This article was originally published in The Guardian.
Oklahoma is holding the drug giant with the family-friendly image responsible for its addiction epidemic
Day after day, the memos flashing across screens in an Oklahoma courtroom have jarred with the family-friendly public image of Johnson & Johnson, the pharmaceutical giant best known for baby powder and Band-Aid.
In one missive, a sales representative dismissed a doctor’s fears that patients might become addicted to the company’s opioid painkillers by telling him those who didn’t die probably wouldn’t get hooked. Another proposes targeting sales of the powerfully addictive drugs at those most at risk: men under 40.
As the state of Oklahoma’s multibillion-dollar lawsuit against Johnson & Johnson has unfolded over the past month, the company has struggled to explain marketing strategies its accusers say dangerously misrepresented the risk of opioid addiction to doctors, manipulated medical research, and helped drive an epidemic that has claimed 400,000 lives over the past two decades.

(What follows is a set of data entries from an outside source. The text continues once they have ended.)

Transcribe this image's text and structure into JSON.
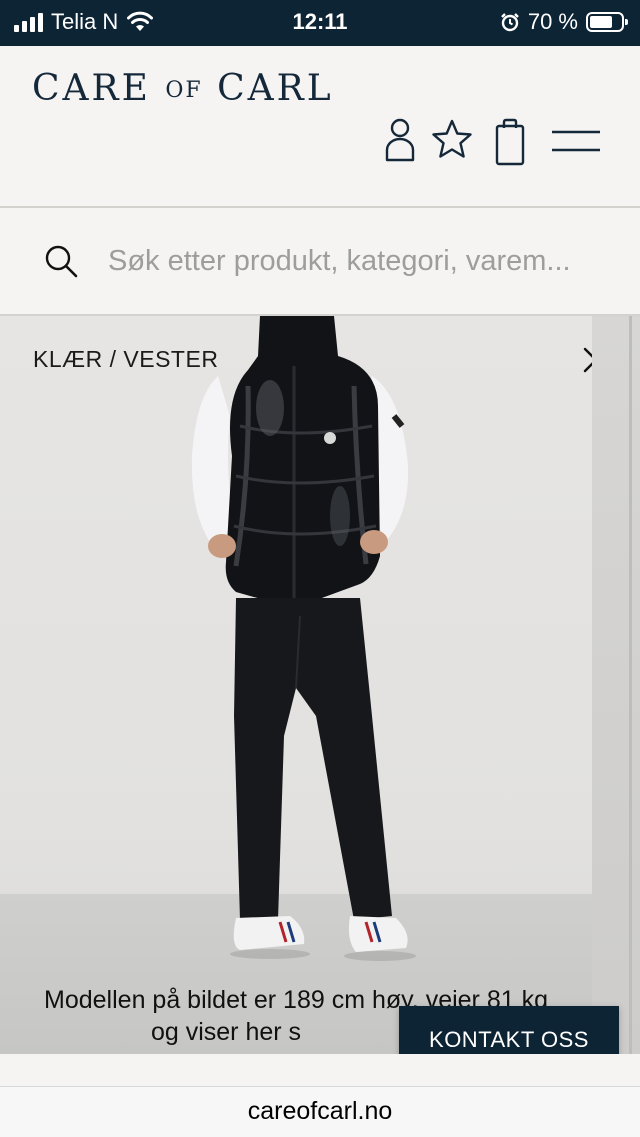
{
  "status_bar": {
    "carrier": "Telia N",
    "time": "12:11",
    "battery": "70 %"
  },
  "header": {
    "logo_part1": "CARE ",
    "logo_part2": "OF",
    "logo_part3": " CARL",
    "icons": [
      "user-icon",
      "star-icon",
      "bag-icon",
      "menu-icon"
    ]
  },
  "search": {
    "placeholder": "Søk etter produkt, kategori, varem..."
  },
  "product": {
    "breadcrumb": "KLÆR / VESTER",
    "model_note_line1": "Modellen på bildet er 189 cm høy, veier 81 kg",
    "model_note_line2": "og viser her s"
  },
  "contact_button": {
    "label": "KONTAKT OSS"
  },
  "browser": {
    "url": "careofcarl.no"
  },
  "colors": {
    "navy": "#0d2435",
    "background": "#f5f4f2"
  }
}
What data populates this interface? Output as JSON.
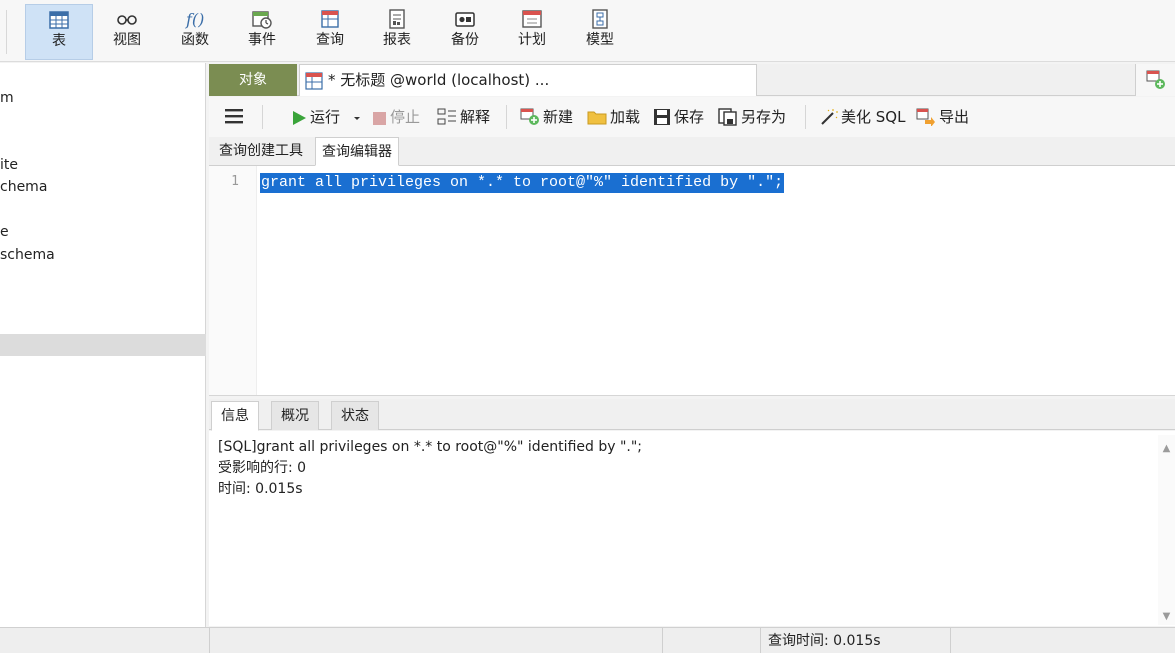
{
  "toolbar": {
    "items": [
      {
        "label": "表",
        "icon": "table-icon",
        "active": true
      },
      {
        "label": "视图",
        "icon": "view-icon"
      },
      {
        "label": "函数",
        "icon": "function-icon"
      },
      {
        "label": "事件",
        "icon": "event-icon"
      },
      {
        "label": "查询",
        "icon": "query-icon"
      },
      {
        "label": "报表",
        "icon": "report-icon"
      },
      {
        "label": "备份",
        "icon": "backup-icon"
      },
      {
        "label": "计划",
        "icon": "schedule-icon"
      },
      {
        "label": "模型",
        "icon": "model-icon"
      }
    ]
  },
  "tree": {
    "items": [
      "m",
      "ite",
      "chema",
      "e",
      "schema"
    ]
  },
  "tabs": {
    "objects_label": "对象",
    "query_tab_label": "* 无标题 @world (localhost) ..."
  },
  "query_toolbar": {
    "run": "运行",
    "stop": "停止",
    "explain": "解释",
    "new": "新建",
    "load": "加载",
    "save": "保存",
    "save_as": "另存为",
    "beautify": "美化 SQL",
    "export": "导出"
  },
  "sub_tabs": {
    "builder": "查询创建工具",
    "editor": "查询编辑器"
  },
  "editor": {
    "line_number": "1",
    "code": "grant all privileges on *.* to root@\"%\" identified by \".\";"
  },
  "result_tabs": {
    "info": "信息",
    "overview": "概况",
    "status": "状态"
  },
  "result": {
    "line1": "[SQL]grant all privileges on *.* to root@\"%\" identified by \".\";",
    "line2": "受影响的行: 0",
    "line3": "时间: 0.015s"
  },
  "status_bar": {
    "query_time": "查询时间: 0.015s"
  }
}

Johnson & Johnson profited further as demand for opioids surged by buying poppy growing companies in Australia to supply the raw narcotic for its own medicines and other American drug makers.
One expert witness at the forefront of combatting the epidemic, Dr Andrew Kolodny, told the court he had little idea about Johnson & Johnson’s role until he saw the evidence in the case.
“I think it’s fair to characterize Johnson & Johnson as a kingpin in our opioid crisis,” he said.